Final de 2016, tempos de maldades, era das incertezas, somos bombardeados por PECs, reformas traiçoeiras e vemos diariamente nossos direitos sendo negados. Anunciam-se 20 anos de paralisia, 20 anos de perigo ambiental, 20 anos de ponte para o passado, privatização e venda de nossas terras aos estrangeiros. Essa dura realidade, de algum modo, só provoca desalento e desamparo. Há uma certa perda de interesse de parte da população quanto ao que vem acontecendo em nosso país. Por outro lado, reacende, em muito de nós, a vontade de não esmorecer. No final de dezembro de 2016, milhares de estudantes, trabalhadores e desempregados foram às ruas contra a PEC 55 e, no meio disso tudo, Wellington Soares lança o seu mais novo livro Cu é lindo & outras histórias (2016).
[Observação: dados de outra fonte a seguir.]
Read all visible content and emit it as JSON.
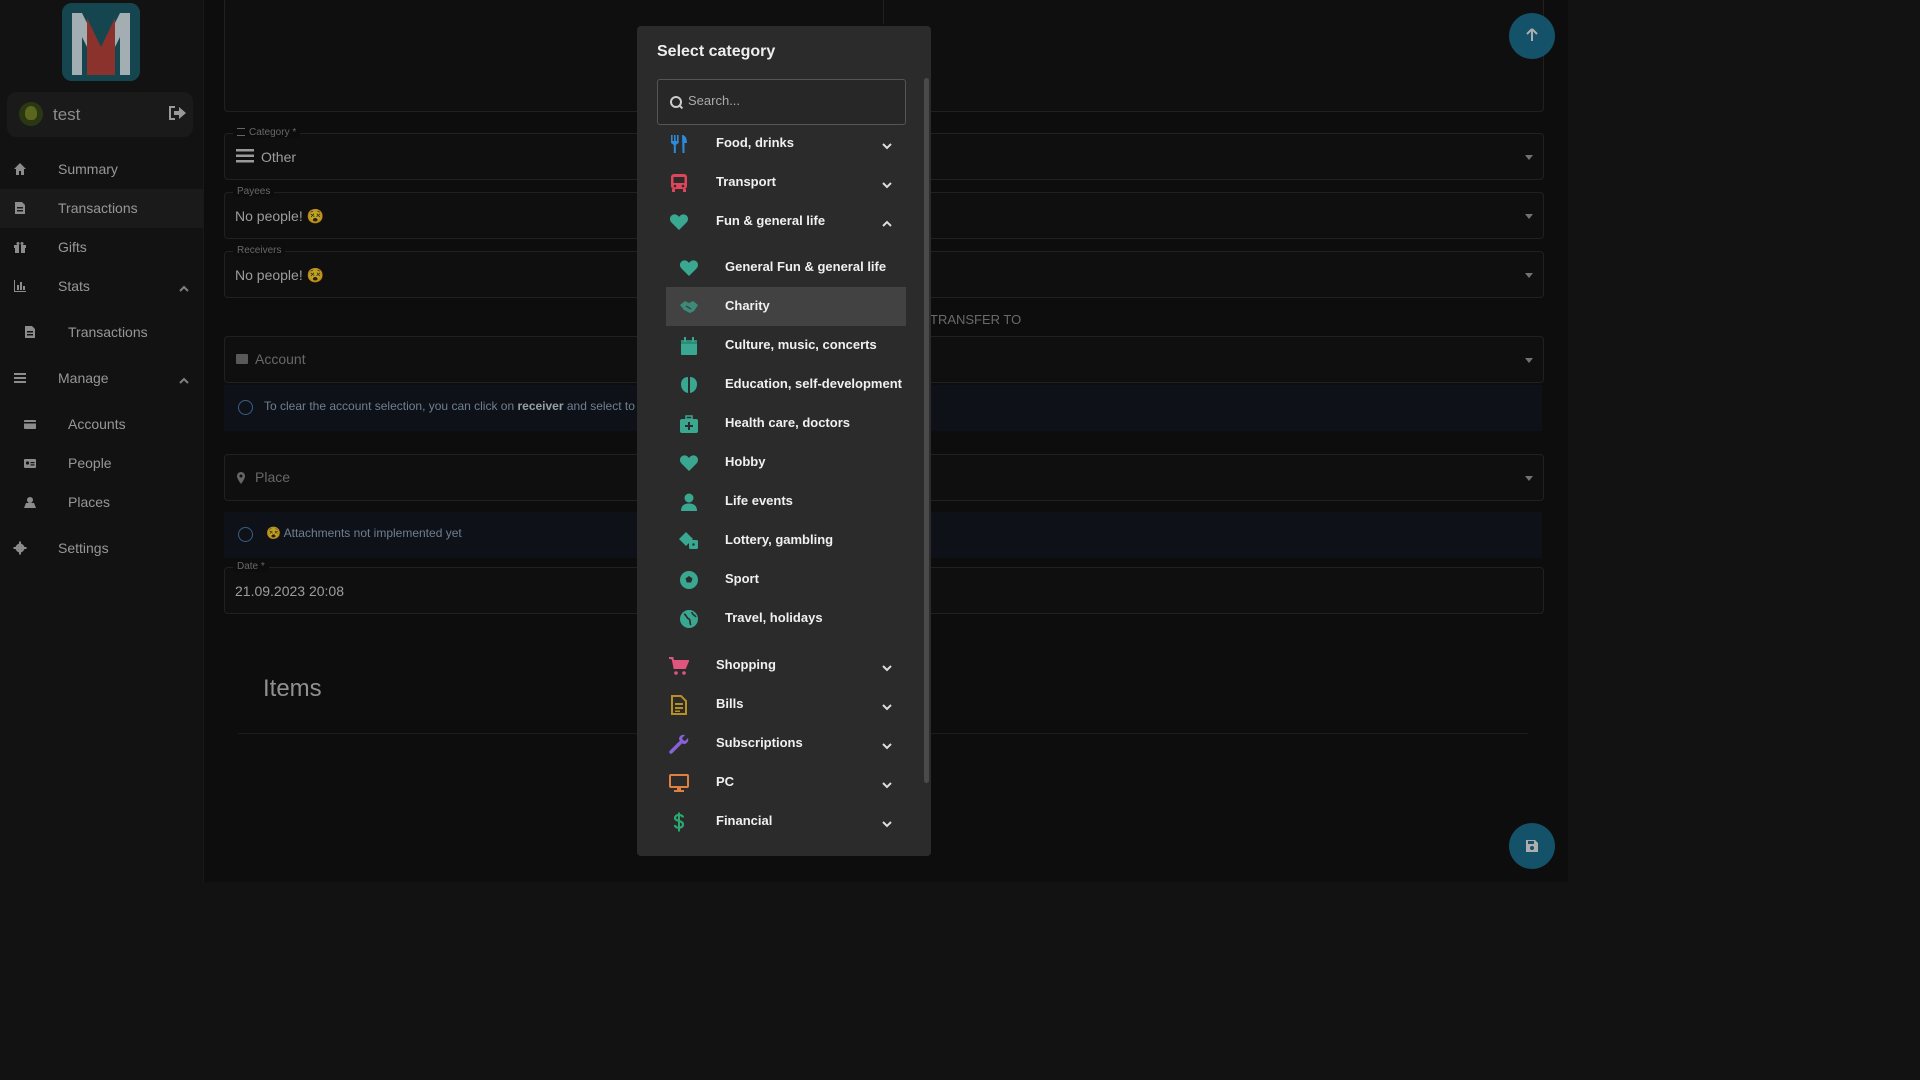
{
  "colors": {
    "accent_fab": "#1a6e8c",
    "food": "#2d8ad8",
    "transport": "#e0455a",
    "heart": "#3aa890",
    "shopping": "#e05580",
    "bills": "#b79020",
    "subscriptions": "#8860d8",
    "pc": "#e08040",
    "financial": "#2aa870"
  },
  "user": {
    "name": "test"
  },
  "sidebar": {
    "items": [
      {
        "label": "Summary",
        "icon": "home-icon"
      },
      {
        "label": "Transactions",
        "icon": "receipt-icon"
      },
      {
        "label": "Gifts",
        "icon": "gift-icon"
      },
      {
        "label": "Stats",
        "icon": "chart-icon"
      },
      {
        "label": "Transactions",
        "icon": "receipt-icon"
      },
      {
        "label": "Manage",
        "icon": "menu-icon"
      },
      {
        "label": "Accounts",
        "icon": "wallet-icon"
      },
      {
        "label": "People",
        "icon": "id-card-icon"
      },
      {
        "label": "Places",
        "icon": "map-icon"
      },
      {
        "label": "Settings",
        "icon": "gear-icon"
      }
    ]
  },
  "form": {
    "category": {
      "legend": "Category *",
      "value": "Other"
    },
    "payees": {
      "legend": "Payees",
      "value": "No people! 😵"
    },
    "receivers": {
      "legend": "Receivers",
      "value": "No people! 😵"
    },
    "transfer_to": "TRANSFER TO",
    "account": {
      "placeholder": "Account"
    },
    "account_info": {
      "before": "To clear the account selection, you can click on ",
      "strong": "receiver",
      "after": " and select to cl"
    },
    "place": {
      "placeholder": "Place"
    },
    "attachments_info": "😵 Attachments not implemented yet",
    "date": {
      "legend": "Date *",
      "value": "21.09.2023 20:08"
    },
    "items_heading": "Items"
  },
  "dialog": {
    "title": "Select category",
    "search_placeholder": "Search...",
    "categories": [
      {
        "label": "Food, drinks",
        "expanded": false
      },
      {
        "label": "Transport",
        "expanded": false
      },
      {
        "label": "Fun & general life",
        "expanded": true
      },
      {
        "label": "Shopping",
        "expanded": false
      },
      {
        "label": "Bills",
        "expanded": false
      },
      {
        "label": "Subscriptions",
        "expanded": false
      },
      {
        "label": "PC",
        "expanded": false
      },
      {
        "label": "Financial",
        "expanded": false
      }
    ],
    "subcategories": [
      {
        "label": "General Fun & general life",
        "selected": false
      },
      {
        "label": "Charity",
        "selected": true
      },
      {
        "label": "Culture, music, concerts",
        "selected": false
      },
      {
        "label": "Education, self-development",
        "selected": false
      },
      {
        "label": "Health care, doctors",
        "selected": false
      },
      {
        "label": "Hobby",
        "selected": false
      },
      {
        "label": "Life events",
        "selected": false
      },
      {
        "label": "Lottery, gambling",
        "selected": false
      },
      {
        "label": "Sport",
        "selected": false
      },
      {
        "label": "Travel, holidays",
        "selected": false
      }
    ]
  }
}
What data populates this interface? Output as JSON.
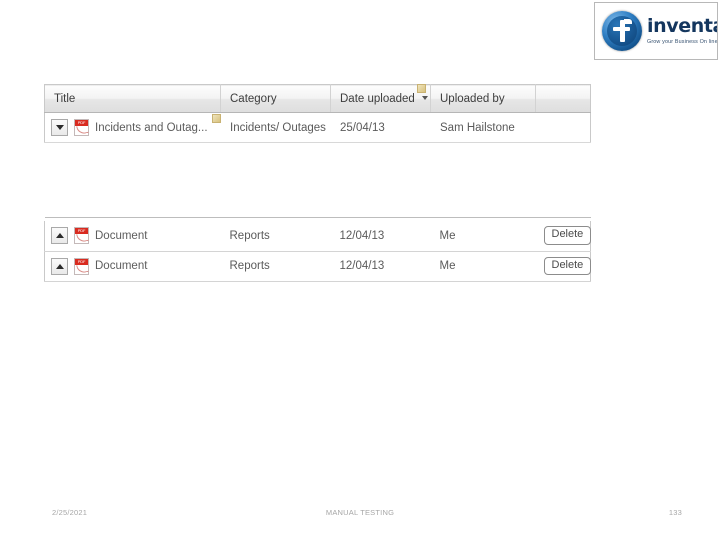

Cu é lindo - FotoUm título que, de cara, nos põe em reflexão e digressão. Se pensarmos, porém, na recorrência ao cu na literatura portuguesa, podemos seguir várias vias de leitura do livro de Wellington. Opto, então, por partir de José Saramago, em História do cerco de Lisboa. Lá, Saramago costura uma escrita que, em certo momento, carnavaliza as ações de Afonso Henrique, sobretudo quando reescreve o discurso do rei através da ironia e da paródia. No caos da guerra de reconquista de Lisboa, o personagem Afonso Henrique louva Portugal pelo avesso, citando-o como o “cu do mundo”. Segundo um crítico¹, o uso de tal expressão na fala do rei indicava a “desconstrução da nação idílica e ufanista”. Pelo crivo de Saramago, a expressão indicava a situação periférica de Portugal no panorama das nações europeias, revelando o isolamento do país em razão de sua localização geográfica e da “subalternidade cultural e civilizatória”. Sob esse fluxo da escrita de Saramago, volto meu olhar para nossa realidade brasileira e cabe a pergunta: o Brasil hoje seria o cu do mundo? Deixo no ar.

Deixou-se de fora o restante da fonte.